Ванея, сын Иодая, зашел так далеко в своей милости, что велел отнести меня на носилках в дом № 54 по переулку Царицы Савской. И мне казалось, что ничего более милого не видели мои глаза, чем этот кривой домишко с облупившимися стенами и покосившейся крышей, за который я платил в царскую казну немалые деньги.

Дома ждали меня моя наложница Лилит, которая вернулась домой раньше меня, сыновья мои Шем и Шелеф и Хулда, их мать; лишь только Эсфирь, любимая моя жена, не стояла в дверях и не встречала меня.

Я спросил о ней, и меня провели к ее постели. Она лежала и улыбалась мне, но как сдала она за время моего отсутствия! Одеяло едва возвышалось над постелью, так сильно она исхудала.

– Ах, Эсфирь, – сказал я, – мне не следовало оставлять тебя одну.

Она погладила меня по руке.

– Я немедленно пойду в скинию, – сказал я, – и принесу в жертву самого красивого и жирного барана, а потом куплю у левитов снадобья и мази, которые наверняка тебе помогут.

Она подала знак оставить нас, а мне – сесть возле нее, и спросила:

– Ну, как? Рассказывай.

Я изобразил все так, словно это было занимательное приключение: храм в Беф-Сане с его хитрыми священниками; фрикадельки, которые обернулись такой бедой для Фамари, дочери Давида; сделка, которую предлагал мне Иоглия, сын Ахитофела, и замечательная находка, которую я сделал в его сарае с инструментами.
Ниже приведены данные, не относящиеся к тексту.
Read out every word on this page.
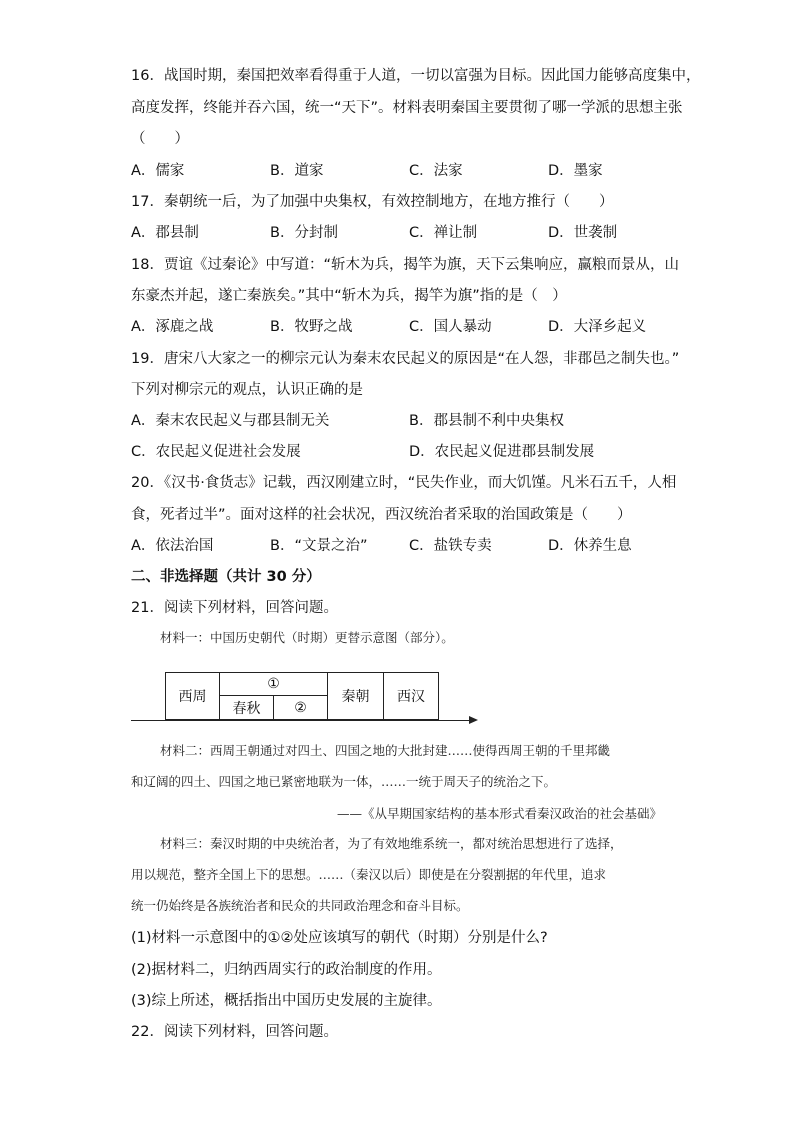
16．战国时期，秦国把效率看得重于人道，一切以富强为目标。因此国力能够高度集中，
高度发挥，终能并吞六国，统一“天下”。材料表明秦国主要贯彻了哪一学派的思想主张
（　　）
A．儒家	B．道家	C．法家	D．墨家
17．秦朝统一后，为了加强中央集权，有效控制地方，在地方推行（　　）
A．郡县制	B．分封制	C．禅让制	D．世袭制
18．贾谊《过秦论》中写道：“斩木为兵，揭竿为旗，天下云集响应，赢粮而景从，山
东豪杰并起，遂亡秦族矣。”其中“斩木为兵，揭竿为旗”指的是（　）
A．涿鹿之战	B．牧野之战	C．国人暴动	D．大泽乡起义
19．唐宋八大家之一的柳宗元认为秦末农民起义的原因是“在人怨，非郡邑之制失也。”
下列对柳宗元的观点，认识正确的是
A．秦末农民起义与郡县制无关	B．郡县制不利中央集权
C．农民起义促进社会发展	D．农民起义促进郡县制发展
20．《汉书·食货志》记载，西汉刚建立时，“民失作业，而大饥馑。凡米石五千，人相
食，死者过半”。面对这样的社会状况，西汉统治者采取的治国政策是（　　）
A．依法治国	B．“文景之治”	C．盐铁专卖	D．休养生息
二、非选择题（共计 30 分）
21．阅读下列材料，回答问题。
材料一：中国历史朝代（时期）更替示意图（部分）。
西周
①
春秋	②
秦朝	西汉
材料二：西周王朝通过对四土、四国之地的大批封建……使得西周王朝的千里邦畿
和辽阔的四土、四国之地已紧密地联为一体，……一统于周天子的统治之下。
——《从早期国家结构的基本形式看秦汉政治的社会基础》
材料三：秦汉时期的中央统治者，为了有效地维系统一，都对统治思想进行了选择，
用以规范，整齐全国上下的思想。……（秦汉以后）即使是在分裂割据的年代里，追求
统一仍始终是各族统治者和民众的共同政治理念和奋斗目标。
(1)材料一示意图中的①②处应该填写的朝代（时期）分别是什么?
(2)据材料二，归纳西周实行的政治制度的作用。
(3)综上所述，概括指出中国历史发展的主旋律。
22．阅读下列材料，回答问题。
Но о суде над Иоавом, который задумал Ванея, сын Иодая, и о роли, которая отведена мне, я не рассказывал. Эсфирь, любимая моя жена, слушала меня, и в ее глаза вернулась частица того света, который когда-то горел в них. В сердце моем затеплилась надежда, что она выздоровеет, и я сказал ей об этом.

– Ты и вправду так думаешь? – вдруг спросила она тоненьким, почти детским голосом.

Таким голосом она говорила, когда мы были еще совсем молоды и верили, что ГОсподь дарует нам какое-то великое чудо.

– Это правда? – переспросила она.

– Конечно, – ответил я.

Она хотела засмеяться счастливо, как когда-то, но из груди ее вырвался лишь хрип. Лицо Эсфири исказил страх; она вцепилась в мою руку.

– Эсфирь! – крикнул я.

Она задыхалась. Голова ее клонилась набок, казалось, Эсфирь теряет сознание. Я нащупал ее пульс; сердце отчаянно билось.

– Воздуху! – прохрипела она.

Я распахнул окно, боясь вынести Эсфирь на крышу. Шема и Шелефа я послал к лекарю-левиту, о котором говорили как о непревзойденном знатоке человеческого тела.

– Поторопите его, – велел я сыновьям. – Я заплачу столько, сколько он потребует, серебром.

И я стал ждать возле Эсфири, чья любовь ко мне была глубже самого глубокого колодца; я отирал ей пот со лба и губы, беспомощно наблюдал, как она обручается с ангелом тьмы.

Пришел левит, маленький неопрятный человечек, который сначала осмотрелся в доме, словно оценивая, чего стоит обстановка. Затем он проверил, как реагируют зрачки у больной, и прижал свое толстое ухо к ее изнуренной груди.

– У нее вода в легких, – промолвил он наконец.

– Ты можешь ей помочь?

– Ей нужен воздух.

– Она будет жить?

– Нужно осторожно вынести ее на воздух, посадить и подложить под спину подушки.

– Она будет жить? – повторил я.

– Молись ГОсподу, – произнес он в ответ, – молись усердно.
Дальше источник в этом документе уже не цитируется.